If you want to see how many nucleotides are in your sequence, you can go to LetterCounter.net and paste the text in there. This should give you an idea of what your product size will be.
Now that I have the exons sequence from 2 exons, there are several places I can go to generate primers. I want to have one primer on Exon 4 and the second on Exon 7. I copy and paste this sequence into Primer3Plus.
Primer Set 1 - Exon 4/5/6/7
Product Size - 531 bp
The first (forward) primer is on Exon 4, as I wanted. I can see from the second (reverse primer in yellow) may not be on Exon 7, but Exon 6.
While Primer3Plus will highlight the sequence for you, in the box below with the Pair the sequence will be reversed in order and reverse complimented. For instance, in the picture you can see Right Primer 3 is GAACCCGATGTGAAAGAGGA, even though the highlighted sequence is TCCTCTTTC ACATCGGGTT C.
In order to double check I will need to reverse compliment the sequence and search in my Ensembl text file to see what Exon its on. You can maybe do this in your head, but what I do is list the nucleodtides and work backwards. First I list the reverse compliment to the nucleotides.
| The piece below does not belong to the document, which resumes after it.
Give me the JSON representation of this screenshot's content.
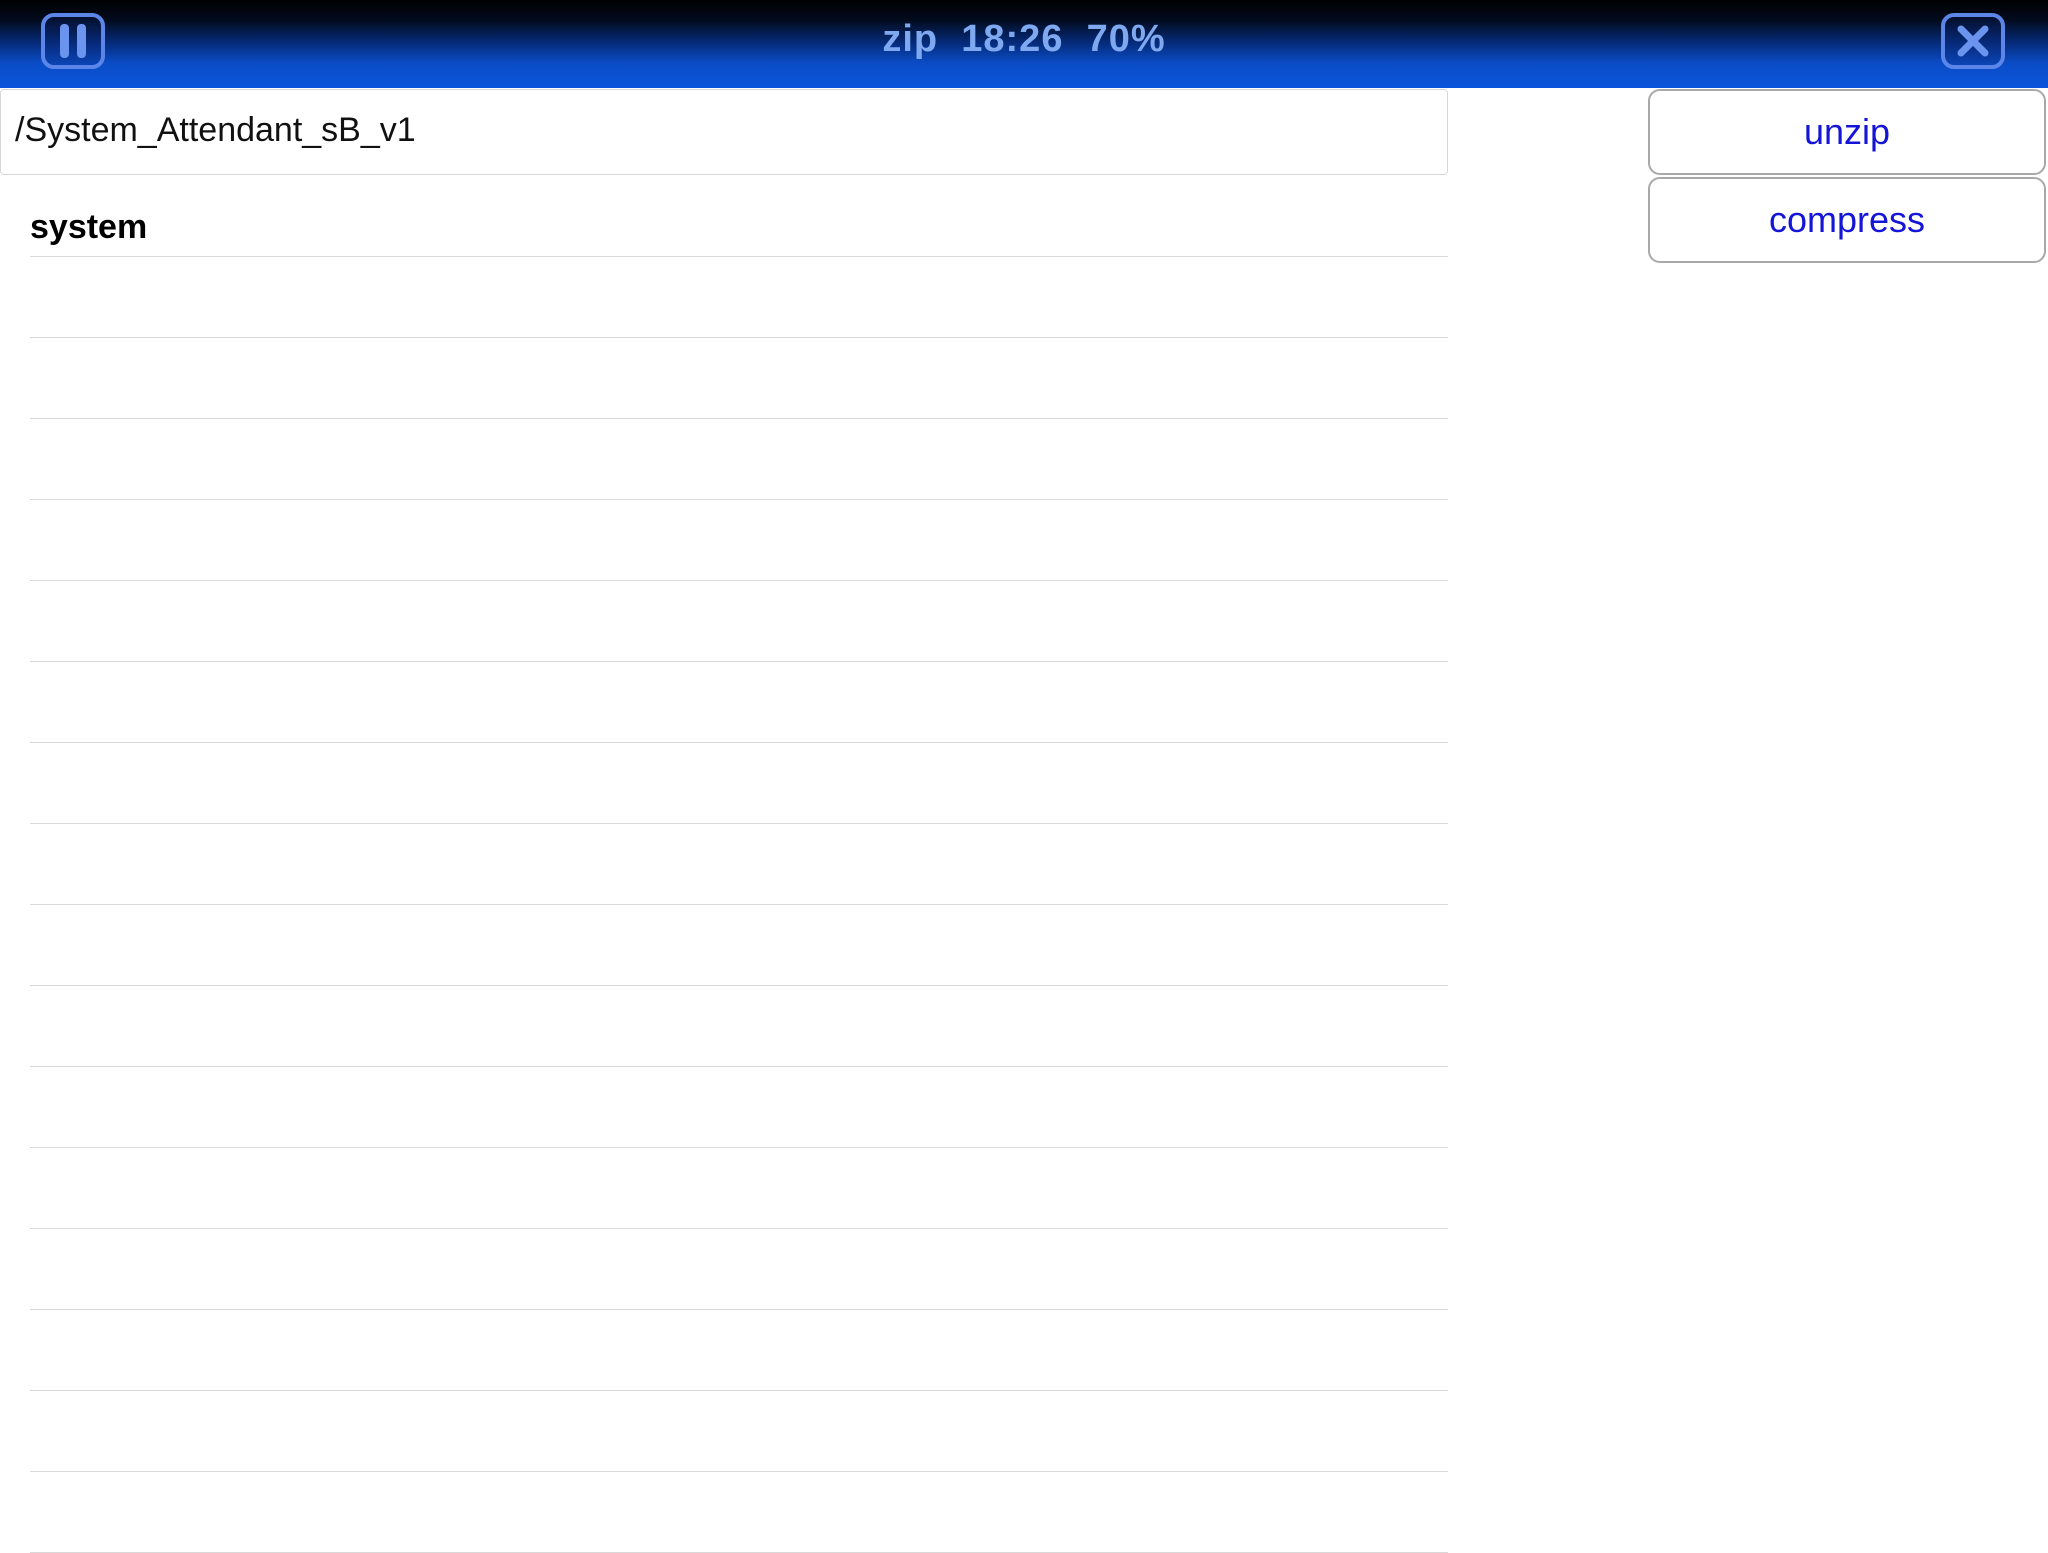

Then I reverse the whole order.
1) TCCTCTTTC ACATCGGGTT C (original primer seqeunce)
2) AGGAGAAAG TGTAGCCCAA G (reverse compliment to original)
3) G AACCCGATGT GAAAGAGGA (flipped sequence order)
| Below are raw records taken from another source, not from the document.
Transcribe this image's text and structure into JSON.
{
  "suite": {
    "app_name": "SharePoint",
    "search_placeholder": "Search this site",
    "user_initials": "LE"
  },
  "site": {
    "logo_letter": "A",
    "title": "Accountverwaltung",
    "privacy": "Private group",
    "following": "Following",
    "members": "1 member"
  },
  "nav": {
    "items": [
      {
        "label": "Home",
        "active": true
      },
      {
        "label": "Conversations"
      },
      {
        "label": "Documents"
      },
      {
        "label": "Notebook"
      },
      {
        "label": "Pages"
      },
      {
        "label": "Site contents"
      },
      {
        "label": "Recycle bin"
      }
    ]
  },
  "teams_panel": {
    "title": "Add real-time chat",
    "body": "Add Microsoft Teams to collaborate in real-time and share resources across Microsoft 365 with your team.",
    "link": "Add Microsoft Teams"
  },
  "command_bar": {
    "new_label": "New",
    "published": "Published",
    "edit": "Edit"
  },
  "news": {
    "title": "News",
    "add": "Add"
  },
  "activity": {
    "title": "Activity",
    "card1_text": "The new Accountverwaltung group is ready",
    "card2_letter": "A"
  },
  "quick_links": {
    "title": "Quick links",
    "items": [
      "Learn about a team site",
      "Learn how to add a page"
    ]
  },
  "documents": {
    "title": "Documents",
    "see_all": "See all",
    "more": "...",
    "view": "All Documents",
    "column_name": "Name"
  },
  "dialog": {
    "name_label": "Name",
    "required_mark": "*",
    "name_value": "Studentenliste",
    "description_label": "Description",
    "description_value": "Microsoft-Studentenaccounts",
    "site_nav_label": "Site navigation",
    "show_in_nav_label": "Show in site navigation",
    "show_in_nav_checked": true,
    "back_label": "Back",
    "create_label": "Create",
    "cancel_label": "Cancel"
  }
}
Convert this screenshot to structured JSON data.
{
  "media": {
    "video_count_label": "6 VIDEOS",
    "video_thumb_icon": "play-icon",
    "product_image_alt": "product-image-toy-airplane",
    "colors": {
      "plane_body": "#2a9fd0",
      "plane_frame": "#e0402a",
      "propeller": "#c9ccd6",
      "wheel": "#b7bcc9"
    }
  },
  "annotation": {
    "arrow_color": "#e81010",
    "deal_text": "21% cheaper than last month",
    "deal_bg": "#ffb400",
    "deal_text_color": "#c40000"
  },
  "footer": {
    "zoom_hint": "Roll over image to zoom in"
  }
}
Next, I take this sequence and search in the Ensembl text.
1) TCCTCTTTC ACATCGGGTT C
I do a search for ACATCGGG and I find that the primer is indeed on Exon 7.
Next I make another set with a primer on Exon 5 and Exon 10. This will give me a total of 4 primers, that I can use to mix and match (should one of the primers prove to be a poor choice).
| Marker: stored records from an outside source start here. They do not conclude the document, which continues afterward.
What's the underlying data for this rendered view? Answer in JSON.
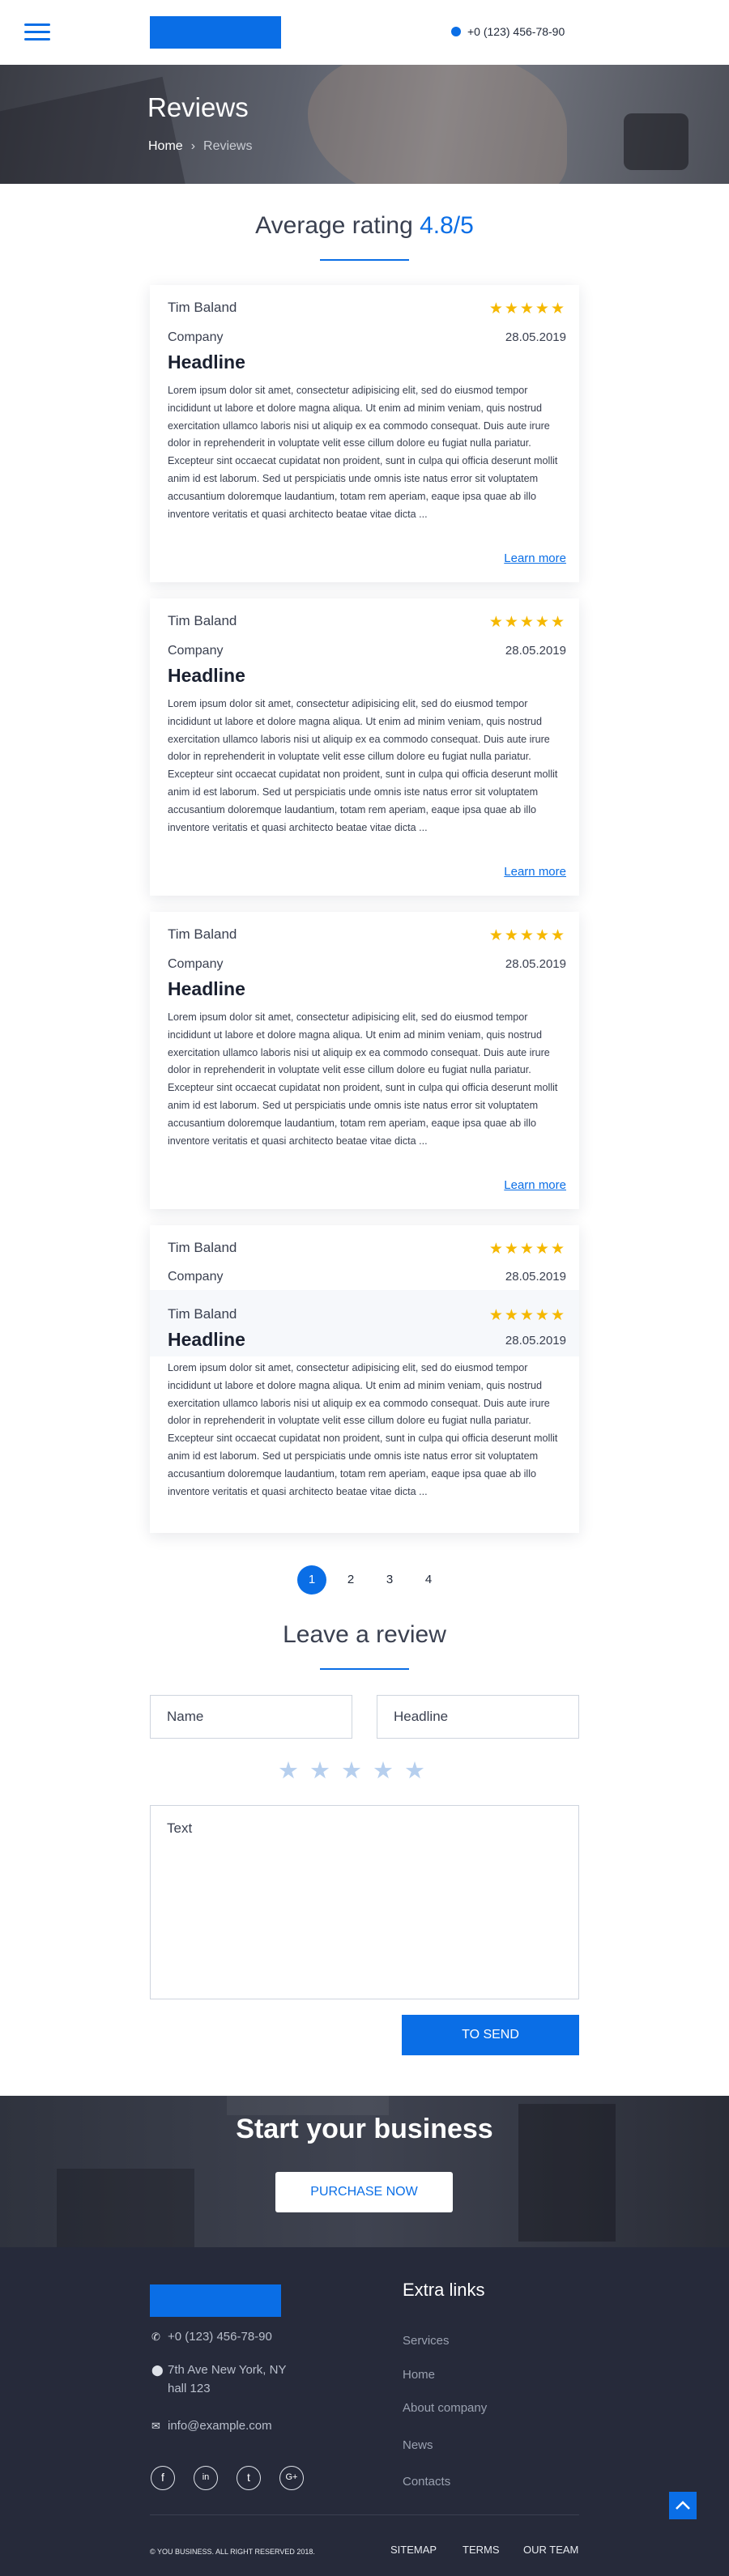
{
  "header": {
    "phone": "+0 (123) 456-78-90"
  },
  "hero": {
    "title": "Reviews",
    "breadcrumb": {
      "home": "Home",
      "separator": "›",
      "current": "Reviews"
    }
  },
  "average": {
    "label": "Average rating",
    "value": "4.8/5"
  },
  "reviews": [
    {
      "name": "Tim Baland",
      "stars": "★★★★★",
      "company": "Company",
      "date": "28.05.2019",
      "headline": "Headline",
      "body": "Lorem ipsum dolor sit amet, consectetur adipisicing elit, sed do eiusmod tempor incididunt ut labore et dolore magna aliqua. Ut enim ad minim veniam, quis nostrud exercitation ullamco laboris nisi ut aliquip ex ea commodo consequat. Duis aute irure dolor in reprehenderit in voluptate velit esse cillum dolore eu fugiat nulla pariatur. Excepteur sint occaecat cupidatat non proident, sunt in culpa qui officia deserunt mollit anim id est laborum. Sed ut perspiciatis unde omnis iste natus error sit voluptatem accusantium doloremque laudantium, totam rem aperiam, eaque ipsa quae ab illo inventore veritatis et quasi architecto beatae vitae dicta ...",
      "more": "Learn more"
    },
    {
      "name": "Tim Baland",
      "stars": "★★★★★",
      "company": "Company",
      "date": "28.05.2019",
      "headline": "Headline",
      "body": "Lorem ipsum dolor sit amet, consectetur adipisicing elit, sed do eiusmod tempor incididunt ut labore et dolore magna aliqua. Ut enim ad minim veniam, quis nostrud exercitation ullamco laboris nisi ut aliquip ex ea commodo consequat. Duis aute irure dolor in reprehenderit in voluptate velit esse cillum dolore eu fugiat nulla pariatur. Excepteur sint occaecat cupidatat non proident, sunt in culpa qui officia deserunt mollit anim id est laborum. Sed ut perspiciatis unde omnis iste natus error sit voluptatem accusantium doloremque laudantium, totam rem aperiam, eaque ipsa quae ab illo inventore veritatis et quasi architecto beatae vitae dicta ...",
      "more": "Learn more"
    },
    {
      "name": "Tim Baland",
      "stars": "★★★★★",
      "company": "Company",
      "date": "28.05.2019",
      "headline": "Headline",
      "body": "Lorem ipsum dolor sit amet, consectetur adipisicing elit, sed do eiusmod tempor incididunt ut labore et dolore magna aliqua. Ut enim ad minim veniam, quis nostrud exercitation ullamco laboris nisi ut aliquip ex ea commodo consequat. Duis aute irure dolor in reprehenderit in voluptate velit esse cillum dolore eu fugiat nulla pariatur. Excepteur sint occaecat cupidatat non proident, sunt in culpa qui officia deserunt mollit anim id est laborum. Sed ut perspiciatis unde omnis iste natus error sit voluptatem accusantium doloremque laudantium, totam rem aperiam, eaque ipsa quae ab illo inventore veritatis et quasi architecto beatae vitae dicta ...",
      "more": "Learn more"
    },
    {
      "name": "Tim Baland",
      "stars": "★★★★★",
      "company": "Company",
      "date": "28.05.2019",
      "name2": "Tim Baland",
      "stars2": "★★★★★",
      "headline": "Headline",
      "date2": "28.05.2019",
      "body": "Lorem ipsum dolor sit amet, consectetur adipisicing elit, sed do eiusmod tempor incididunt ut labore et dolore magna aliqua. Ut enim ad minim veniam, quis nostrud exercitation ullamco laboris nisi ut aliquip ex ea commodo consequat. Duis aute irure dolor in reprehenderit in voluptate velit esse cillum dolore eu fugiat nulla pariatur. Excepteur sint occaecat cupidatat non proident, sunt in culpa qui officia deserunt mollit anim id est laborum. Sed ut perspiciatis unde omnis iste natus error sit voluptatem accusantium doloremque laudantium, totam rem aperiam, eaque ipsa quae ab illo inventore veritatis et quasi architecto beatae vitae dicta ..."
    }
  ],
  "pagination": {
    "pages": [
      "1",
      "2",
      "3",
      "4"
    ],
    "current": "1"
  },
  "leave": {
    "title": "Leave a review",
    "name_placeholder": "Name",
    "headline_placeholder": "Headline",
    "rating_stars": "★★★★★",
    "text_placeholder": "Text",
    "submit": "TO SEND"
  },
  "cta": {
    "title": "Start your business",
    "button": "PURCHASE NOW"
  },
  "footer": {
    "phone": "+0 (123) 456-78-90",
    "address_line1": "7th Ave New York, NY",
    "address_line2": "hall 123",
    "email": "info@example.com",
    "social": [
      "f",
      "in",
      "t",
      "G+"
    ],
    "extra_title": "Extra links",
    "links": [
      "Services",
      "Home",
      "About company",
      "News",
      "Contacts"
    ],
    "copyright": "© YOU BUSINESS. ALL RIGHT RESERVED 2018.",
    "nav": [
      "SITEMAP",
      "TERMS",
      "OUR TEAM"
    ]
  },
  "colors": {
    "accent": "#0a6ee6",
    "star": "#f5b800",
    "footer_bg": "#262a3a"
  },
  "icons": [
    "menu-icon",
    "phone-icon",
    "chevron-right-icon",
    "star-icon",
    "location-icon",
    "mail-icon",
    "facebook-icon",
    "linkedin-icon",
    "twitter-icon",
    "google-plus-icon",
    "arrow-up-icon"
  ]
}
Primer Set 2 - Exon 5/6/7/8/9/10
Product Size - 549
Next, I make a spreadsheet for the primers to keep track of what I order.
Next, I want to check to see what my PCR product should be. I enter in the sequence and my forward and reverse primer into a PCR Test, which is online at http://www.bioinformatics.org.
The results tell me the product size should be 516 bp, well within my desired range.
Now that I have the primer sets designed, I know the final product size is optimal, and that the GC content is above at least 45%, I can order them from a company. We use IDT, Integrated DNA technologies to order our primers.
From the IDT main ordering menu, I chose the Custom Synthesis -> Custom DNA oligos. On the order page, I enter in the sequences. All the default settings are fine.